Критерий выбора театрального стиля у Питера Брука и у его Гамлета до крайности прост: хорош тот театр, который способен делать мир лучше. Звучит по нынешним временам наивно, но Бруку не страшно показаться наивным.
Принцу датскому ясно, что Клавдия всякими там театральными стилизациями не пронять. Что тут действительно нужно – просто и жестко, без эстетических вычур, только отвлекающих от страшноватой сути, рассказать королю его собственную историю. Представление, поставленное режиссером Гамлетом, начинается в глубине подмостков, а завершается прямо у ног короля. Линия рампы, остраняющая и смягчающая, сломана. Столичные актеры разыгрывают сцену убийства, подробно и страшно медленно, как в съемке рапидом, демонстрируя технику и все атрибуты отравления – смертельная жидкость из флакона долго втекает в ухо спящего. Клавдий, мужчина крепкий и не робкого десятка, убегает в смятении и страхе, его крик «Огня!» – истошный вопль паники.
Театр сделал свою работу, исполнил призвание. Король сам не может понять, что с ним вдруг сталось, никогда ничего подобного он не испытывал. Молясь, он с каким-то тяжелым недоумением вслушивается в неясно шевелящуюся на дне души боль, с этого часа он – другой, торжество победителя, сладость властвования теперь в нем отравлены – и все это проделали с ним какие-то там лицедеи.
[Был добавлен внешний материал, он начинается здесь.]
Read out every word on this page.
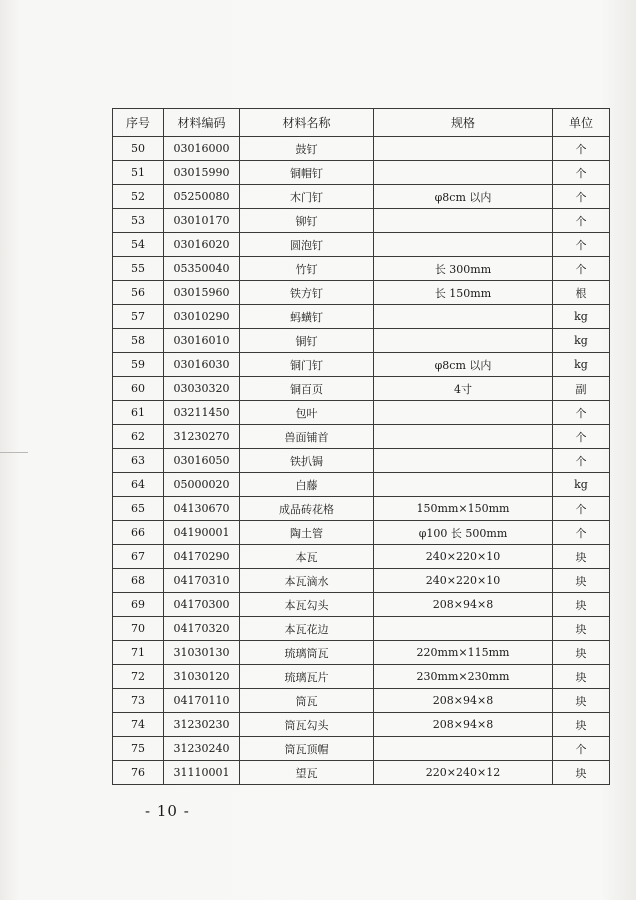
序号	材料编码	材料名称	规格	单位
50	03016000	鼓钉		个
51	03015990	铜帽钉		个
52	05250080	木门钉	φ8cm 以内	个
53	03010170	铆钉		个
54	03016020	圆泡钉		个
55	05350040	竹钉	长 300mm	个
56	03015960	铁方钉	长 150mm	根
57	03010290	蚂蟥钉		kg
58	03016010	铜钉		kg
59	03016030	铜门钉	φ8cm 以内	kg
60	03030320	铜百页	4寸	副
61	03211450	包叶		个
62	31230270	兽面铺首		个
63	03016050	铁扒锔		个
64	05000020	白藤		kg
65	04130670	成品砖花格	150mm×150mm	个
66	04190001	陶土管	φ100 长 500mm	个
67	04170290	本瓦	240×220×10	块
68	04170310	本瓦滴水	240×220×10	块
69	04170300	本瓦勾头	208×94×8	块
70	04170320	本瓦花边		块
71	31030130	琉璃筒瓦	220mm×115mm	块
72	31030120	琉璃瓦片	230mm×230mm	块
73	04170110	筒瓦	208×94×8	块
74	31230230	筒瓦勾头	208×94×8	块
75	31230240	筒瓦顶帽		个
76	31110001	望瓦	220×240×12	块
- 10 -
Поэтому-то шпага Гамлета, бесшумно подобравшаяся к царскому затылку, берет отсрочку. Никакая красота, конечно, мира не спасет и убийц не исправит, неприятные воспоминания об «Убийстве Гонзаго» нисколько не помешают Клавдию готовить расправу над Гамлетом и заниматься прочими государственными делами, но от душевной смуты ему больше не избавиться. Может быть, по этой самой причине в финале, когда Гамлет, не торопясь, легкими упругими шагами надвигается на него с наставленным оружием, короля вдруг оставляет решимость спастись, желание выжить. На него словно нападает столбняк. Клавдий замирает на месте, как кролик перед удавом, не в силах отвести взора – даже не от шпаги, но от глаз черного принца.
Конечно, Гамлет, как положено ему по сюжету, хочет с помощью театра разоблачить злодея. Но не меньше его занимает сам по себе эксперимент с природой театра, проверка границ его возможностей. Понятно, что он должен убедиться в том, на самом ли деле Клавдий – братоубийца и, стало быть, Дух не дьявольское прельщенье. Но одновременно он, человек с театральным даром, должен выяснить, в силах ли искусство сцены время от времени напоминать человеку, что он – «краса вселенной и венец всего живущего»
Брук менее всего простодушен, но идею театрального мессианства он исповедует давно и твердо, избегая при этом сентиментальных проповедей и громких манифестов. Вопреки разрушительным играм постмодернистской эпохи, он, не боясь прослыть старомодным, продолжает верить в театр как инструмент общения с Богом, носитель высших тайн бытия. В сценическом представлении он видит и высокую забаву, и акт священнодействия, умея внушить это свое видение актерам и публике.
Любители современной терминологии назовут спектакль Буфф дю Нор примером метатеатра. Но «Гамлет» Брука – не только о театре. Он еще и о боге, и о смерти, о том, как эти три силы – Театр, Бог и Смерть – между собой соотносятся, как они сходятся в одном человеке, принце датском.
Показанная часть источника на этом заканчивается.